Plus étonnant est le fait que le scepticisme vis-à-vis de la durabilité gagne également du terrain dans l’Union européenne. Ce phénomène peut difficilement être dissocié des élections à venir ainsi que d’un contexte où l’on voit d’un côté les Etats européens membres de l’Alliance atlantique planifier une augmentation de leurs dépenses militaires (les 380 milliards de dollars prévus correspondent à 2% de la somme de l’ensemble de leurs PIB, ce qui constitue un record historique) et de l’autre l’UE amenée à réduire de 30% son objectif de réduction des émissions pour 2040 du fait des récentes manifestations des agriculteurs.
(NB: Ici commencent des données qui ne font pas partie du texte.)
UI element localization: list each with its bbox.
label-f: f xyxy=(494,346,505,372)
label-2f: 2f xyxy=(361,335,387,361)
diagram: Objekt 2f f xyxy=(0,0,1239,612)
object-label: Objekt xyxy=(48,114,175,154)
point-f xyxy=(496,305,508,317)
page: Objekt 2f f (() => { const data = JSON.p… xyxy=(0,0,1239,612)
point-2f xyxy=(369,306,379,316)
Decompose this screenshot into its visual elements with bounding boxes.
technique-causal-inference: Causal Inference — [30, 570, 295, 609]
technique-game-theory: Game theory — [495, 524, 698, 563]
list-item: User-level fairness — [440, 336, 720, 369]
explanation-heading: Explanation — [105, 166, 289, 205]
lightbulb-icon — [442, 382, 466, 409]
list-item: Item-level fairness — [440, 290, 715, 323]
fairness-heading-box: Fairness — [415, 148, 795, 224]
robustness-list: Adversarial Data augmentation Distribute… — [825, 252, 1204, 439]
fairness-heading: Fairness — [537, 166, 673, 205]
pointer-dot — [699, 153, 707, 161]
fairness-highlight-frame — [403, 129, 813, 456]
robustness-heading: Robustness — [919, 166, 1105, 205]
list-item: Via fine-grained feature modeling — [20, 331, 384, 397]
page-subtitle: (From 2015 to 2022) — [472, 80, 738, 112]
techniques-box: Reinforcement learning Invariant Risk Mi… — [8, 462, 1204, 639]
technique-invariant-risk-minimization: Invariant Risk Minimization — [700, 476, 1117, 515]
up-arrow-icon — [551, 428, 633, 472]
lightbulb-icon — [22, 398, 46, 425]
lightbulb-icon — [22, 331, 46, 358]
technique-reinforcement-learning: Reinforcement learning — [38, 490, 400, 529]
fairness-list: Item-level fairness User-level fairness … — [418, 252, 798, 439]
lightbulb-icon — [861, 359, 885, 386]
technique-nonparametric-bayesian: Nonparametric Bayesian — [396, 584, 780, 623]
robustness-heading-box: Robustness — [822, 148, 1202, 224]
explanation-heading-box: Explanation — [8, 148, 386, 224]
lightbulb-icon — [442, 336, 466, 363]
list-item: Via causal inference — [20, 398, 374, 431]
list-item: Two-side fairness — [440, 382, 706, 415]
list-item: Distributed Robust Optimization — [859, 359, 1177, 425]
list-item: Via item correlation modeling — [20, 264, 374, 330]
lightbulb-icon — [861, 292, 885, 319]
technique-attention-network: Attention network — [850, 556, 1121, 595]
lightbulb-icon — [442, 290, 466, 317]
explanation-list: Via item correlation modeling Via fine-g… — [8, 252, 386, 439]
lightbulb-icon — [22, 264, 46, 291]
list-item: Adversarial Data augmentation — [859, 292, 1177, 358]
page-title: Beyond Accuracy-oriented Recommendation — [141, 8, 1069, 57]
Même si sur le plan de la durabilité les Etats-Unis ont toujours été considérés comme un cas particulier, il n’en reste pas moins vrai que toute décision prise à Washington aura des implications pour l’Union européenne. On ne peut donc que s’interroger pour savoir si les mesures prises aujourd’hui doivent être considérées comme préventives par rapport aux barrages qui pourraient être mis en place dès la fin de cette année.

Ce retour de manivelle en matière d’ESG entraîne un affaiblissement des mesures prises par l’UE dans ce domaine. Il pourrait donc bouleverser toute la politique de durabilité qu’elle a mis des années à mettre en place et qui était ambitieuse. Jusqu’à très récemment, il paraissait impensable de prendre la moindre liberté par rapport à la stratégie de décarbonisation établie dans le cadre du Pacte vert pour l’Europe, pourtant, nous nous trouvons déjà aujourd’hui confrontés à l’échec imminent de la loi sur la restauration de la nature (adoptée fin février 2024 par le parlement européen). Et, plus préoccupant encore, si l’industrie de l’armement historiquement considérée comme «sale» ou non durable selon la taxonomie de l’UE, devient une priorité absolue sur le plan politique, cela signifie que toutes les restrictions auxquelles les investisseurs ont été confrontés au fil des ans risquent d’être remises en question.